Divisão Continental: Crise econômica afasta países da União Europeia

BERLIM - A União Europeia é um experimento extraordinário de soberania compartilhada, que criou uma zona de paz que vai da Grã-Bretanha até os Balcãs. A união de 27 países é o mais formidável bloco econômico do mundo, incorporando 491 milhões de pessoas em um mercado integrado que produz quase um terço a mais do que os Estados Unidos.

The New York Times |

Mas a crise econômica mundial deixou claro que a Europa continua a ser menos do que a soma de suas partes.

A crise representou o maior desafio da União Europeia, mas mesmo muitos comprometidos europeus acreditam que a aliança está fracassando neste teste. Os líderes europeus, com foco em políticas domésticas, discordam muito sobre o que fazer para combater a situação.

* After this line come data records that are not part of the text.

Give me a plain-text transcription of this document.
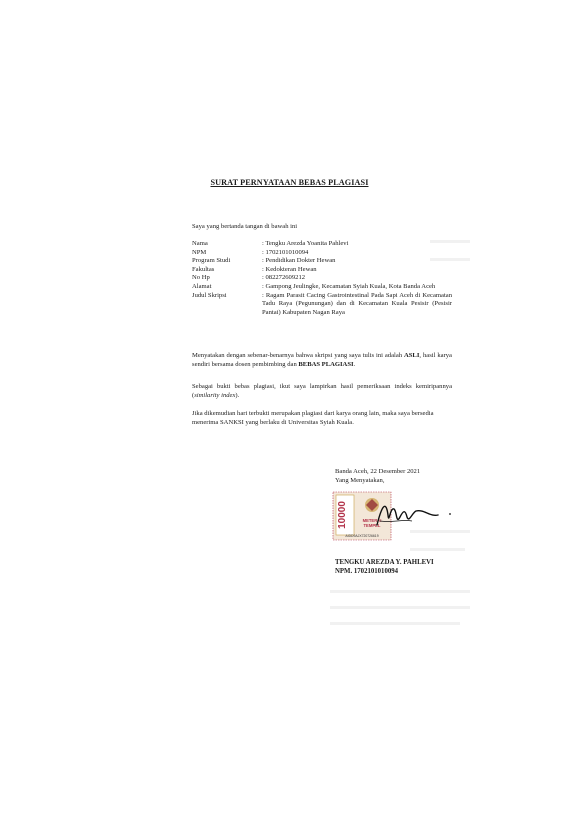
SURAT PERNYATAAN BEBAS PLAGIASI
Saya yang bertanda tangan di bawah ini
Nama	: Tengku Arezda Yoanita Pahlevi
NPM	: 1702101010094
Program Studi	: Pendidikan Dokter Hewan
Fakultas	: Kedokteran Hewan
No Hp	: 082272609212
Alamat	: Gampong Jeulingke, Kecamatan Syiah Kuala, Kota Banda Aceh
Judul Skripsi	: Ragam Parasit Cacing Gastrointestinal Pada Sapi Aceh di Kecamatan Tadu Raya (Pegunungan) dan di Kecamatan Kuala Pesisir (Pesisir Pantai) Kabupaten Nagan Raya
Menyatakan dengan sebenar-benarnya bahwa skripsi yang saya tulis ini adalah ASLI, hasil karya sendiri bersama dosen pembimbing dan BEBAS PLAGIASI.
Sebagai bukti bebas plagiasi, ikut saya lampirkan hasil pemeriksaan indeks kemiripannya (similarity index).
Jika dikemudian hari terbukti merupakan plagiasi dari karya orang lain, maka saya bersedia menerima SANKSI yang berlaku di Universitas Syiah Kuala.
Banda Aceh, 22 Desember 2021
Yang Menyatakan,
10000	METERAI
TEMPEL
AIDD9AJX720726619
TENGKU AREZDA Y. PAHLEVI
NPM. 1702101010094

Eles têm opiniões diversas sobre o quanto devem estimular a economia. Eles argumentam em relação à necessidade do Banco Central Europeu se preocupar mais com a profundidade da recessão ou com a inflação futura. Além disso, eles têm que proteger empregos em seus mercados domésticos às custas daqueles de outros países membros do bloco.

As eleições parlamentares europeias de domingo deixaram isso claro. Apenas 43% dos europeus votaram (um baixo comparecimento recorde), apesar da crise financeira e do voto ser obrigatório em alguns países. Partidos de extrema direita, que se opõem à União Europeia e aos imigrantes de países membros mais pobres, ganharam espaço, bem como os Verdes. Aqueles que votaram levaram às urnas as questões nacionais.

Com a liderança americana prejudicada por divisivas guerras estrangeiras e o modelo econômico de um mercado livre de pouca regulação dos Estados Unidos sob grave desafio, a Europa é importante. O "modelo europeu" de significativo envolvimento governamental na economia; grande supervisão das finanças, indústrias e trabalho; e pensões e assistência médica estatais generosas, tem sido elogiado em alguns círculos como uma alternativa viável ao capitalismo americano.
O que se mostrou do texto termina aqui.